The state argues that we must reverse the district court's dismissal of the indictment because the state otherwise will be assigned the same district court judge and, consequently, forced to submit instructions to a grand jury consistent with the district court's order, which it argues is incorrect, if it seeks a new indictment. Cf. State v. Dunson, 770 N.W.2d 546, 550 (Minn. App. 2009) (stating that "[d]ismissal of a complaint based on a question of law satisfies the critical impact requirement" and "district court judges recognize that it is not their function to overrule their colleagues' legal rulings, and it is therefore highly unlikely that a prosecuting attorney could reinstate a case dismissed solely on a question of law"), review denied (Minn. Oct. 20, 2009); State v. Diedrich, 410 N.W.2d 20, 23 (Minn. App. 1987) (stating, as to dismissal of complaint, that "further prosecution is effectively blocked" because "the dismissal was based on errors of law"). But, even if the district court's dismissal order would effectively require the state to submit jury instructions to a grand jury in compliance with the district court's order, whether or not correct, we cannot conclude that the state's ability to successfully prosecute Moreland for criminal vehicular homicide is critically impacted.
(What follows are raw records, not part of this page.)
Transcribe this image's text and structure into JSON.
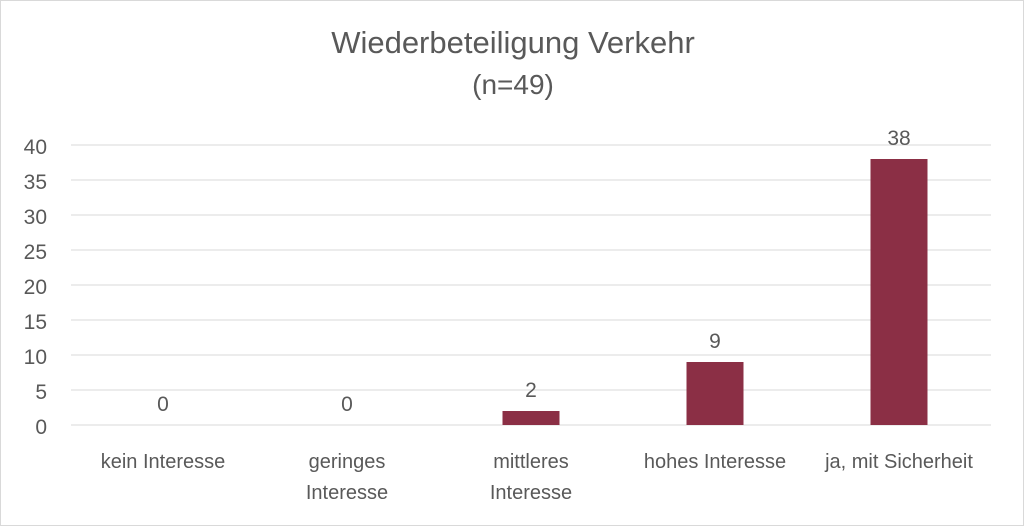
{
  "chart_data": {
    "type": "bar",
    "title": "Wiederbeteiligung Verkehr",
    "subtitle": "(n=49)",
    "categories": [
      [
        "kein Interesse"
      ],
      [
        "geringes",
        "Interesse"
      ],
      [
        "mittleres",
        "Interesse"
      ],
      [
        "hohes Interesse"
      ],
      [
        "ja, mit Sicherheit"
      ]
    ],
    "values": [
      0,
      0,
      2,
      9,
      38
    ],
    "ylim": [
      0,
      40
    ],
    "yticks": [
      0,
      5,
      10,
      15,
      20,
      25,
      30,
      35,
      40
    ],
    "grid": true,
    "data_labels": true,
    "legend": "none",
    "colors": {
      "bar": "#8b2f45",
      "grid": "#d9d9d9",
      "text": "#595959"
    }
  }
}
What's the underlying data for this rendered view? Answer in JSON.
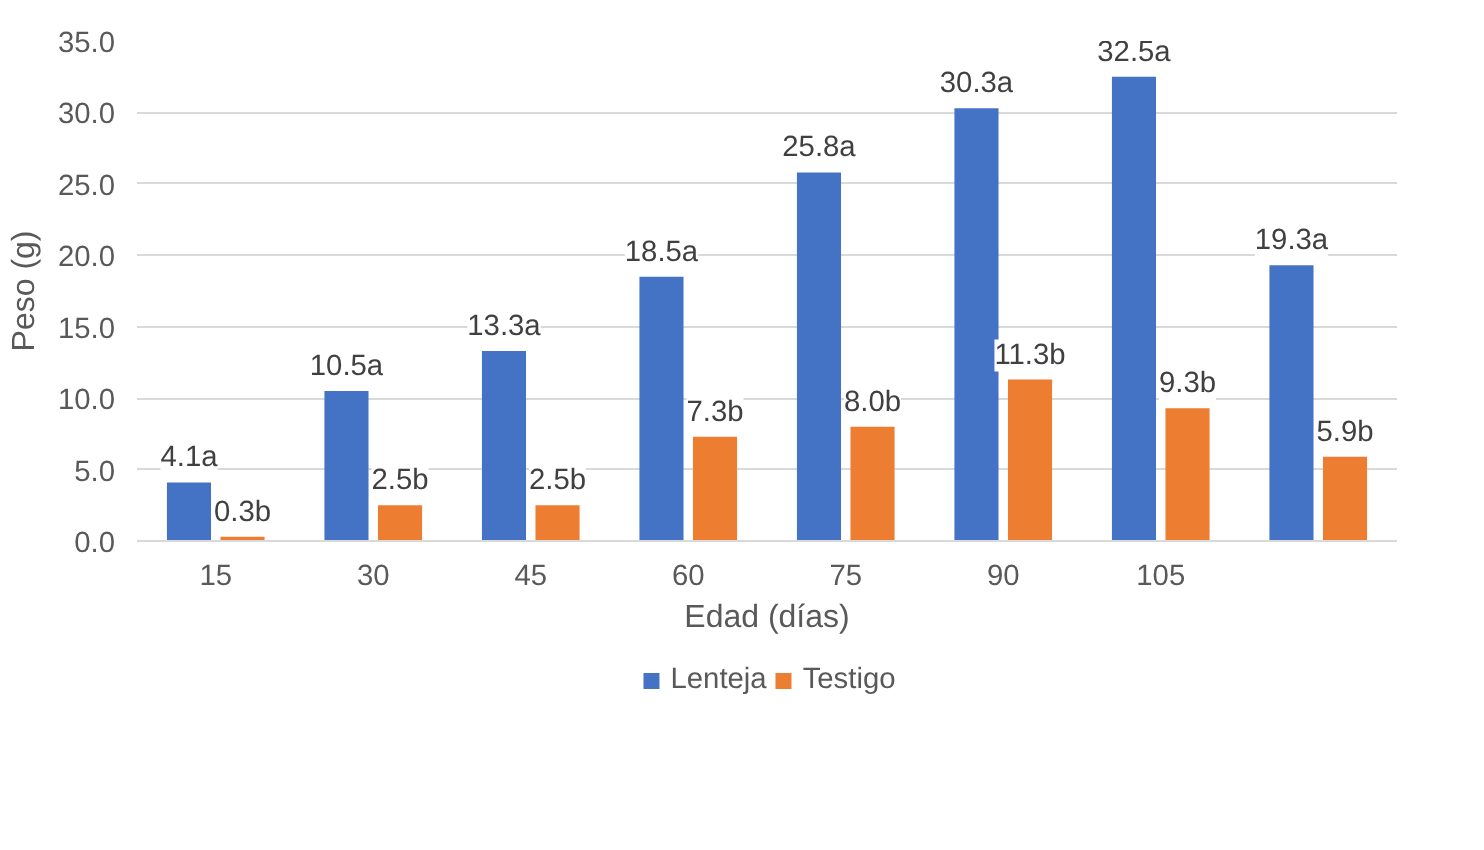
{
  "chart_data": {
    "type": "bar",
    "xlabel": "Edad (días)",
    "ylabel": "Peso (g)",
    "categories": [
      "15",
      "30",
      "45",
      "60",
      "75",
      "90",
      "105",
      null
    ],
    "series": [
      {
        "name": "Lenteja",
        "color": "#4472c4",
        "values": [
          4.1,
          10.5,
          13.3,
          18.5,
          25.8,
          30.3,
          32.5,
          19.3
        ],
        "value_labels": [
          "4.1a",
          "10.5a",
          "13.3a",
          "18.5a",
          "25.8a",
          "30.3a",
          "32.5a",
          "19.3a"
        ]
      },
      {
        "name": "Testigo",
        "color": "#ed7d31",
        "values": [
          0.3,
          2.5,
          2.5,
          7.3,
          8.0,
          11.3,
          9.3,
          5.9
        ],
        "value_labels": [
          "0.3b",
          "2.5b",
          "2.5b",
          "7.3b",
          "8.0b",
          "11.3b",
          "9.3b",
          "5.9b"
        ]
      }
    ],
    "ylim": [
      0,
      35
    ],
    "yticks": [
      {
        "value": 0,
        "label": "0.0"
      },
      {
        "value": 5,
        "label": "5.0"
      },
      {
        "value": 10,
        "label": "10.0"
      },
      {
        "value": 15,
        "label": "15.0"
      },
      {
        "value": 20,
        "label": "20.0"
      },
      {
        "value": 25,
        "label": "25.0"
      },
      {
        "value": 30,
        "label": "30.0"
      },
      {
        "value": 35,
        "label": "35.0"
      }
    ],
    "grid": "y",
    "legend": "bottom"
  }
}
We conclude that the state cannot satisfy the critical-impact test by asserting speculative arguments about the impact of the district court's order on a new indictment. Cf. State v. Pero, 590 N.W.2d 319, 326 (Minn. 1999) ("The grand jury is not intended to be a tool of the prosecution or the defense. It is an arm of the judiciary and, as such, it shall be used in a fair, impartial and independent manner or not at all." (quotation omitted)). Because the state has not satisfied the critical-impact test, we lack jurisdiction to address the merits of the appeal and therefore dismiss the appeal. See State v. Joon Kyu Kim, 398 N.W.2d 544, 550 (Minn. 1987) (indicating that supreme court dismisses state appeals absent critical impact); State v. Jones, 518 N.W.2d 67, 71 (Minn. App. 1994) (dismissing appeal when "[t]he state ha[d] not shown the district court's order ha[d] critical impact"), review denied (Minn. July 27, 1994).